SOC 336C American Dilemmas
This course examines critical American social problems that threaten the very fabric of our collective life as a nation. These include problems of the economy and political system, social class and income inequality, racial/ethnic inequality, gender inequality and heterosexism, problems in education, and problems of illness and health care. The course has three main objectives. One involves providing students with the theoretical and methodological tools needed to critically analyze these problems from a sociological perspective. A second involves providing students with current data and other information documenting the seriousness of these problems.

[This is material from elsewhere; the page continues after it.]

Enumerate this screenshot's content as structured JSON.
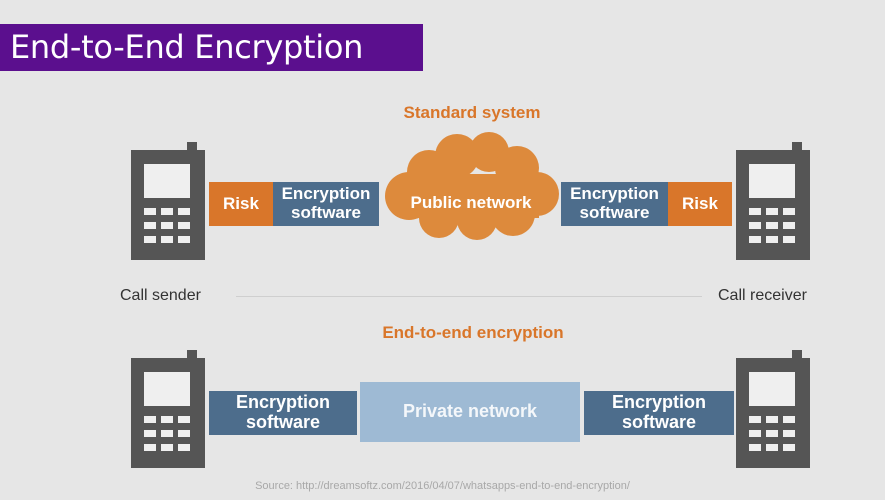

The final objective focuses on evaluating social policies addressing these problems (e.g., affirmative action, welfare-to-work programs, pay equity legislation), with special reference to questions of social justice, the common good, as well as public and individual responsibility. Class format will be a mixture of lecture and discussion, with a very strong emphasis on the latter.
SOC 352 Social Movements
Protests and social movements are vital to public life. They are important sources of social change. They may even be prophetic. This course explores why people rebel, demonstrate, riot, occupy public spaces, boycott, sign petitions, organize trade unions, demand equal rights, block abortion clinics. In this course, we will ask what are protests and social movements? Why do people start them and join them? What are protesters motivated by? Are they after material or cultural goals, personal or group rewards? Do protesters act rationally, morally, and/or emotionally? We will review the major sociological theories for explaining the dynamics of protests and social movements. Using these theories, we will try to answer what triggers protests and movements? What structures or shapes them? Do they follow regular patterns of development? And what is the relationship between social movements that overlap in time and space? What affect do protests and movements have on society? Do they provide valuable insights into society? Do they advance social justice? Do they contribute to our social wellbeing? Or do they lead to disorder and exact costs that outweigh benefits? Can they foreshadow the future? We will explore these many questions by looking at a range of important social movements in US history. We will look in greater depth at a handful of movements and blend or retool theoretical approaches to explain them. In short, this course surveys American protests and theories of social movements trying to explain the dynamics of social movements.

Integration Essay

A 3-4 page essay in which you reflect on what you learned and accomplished through your BDP experience.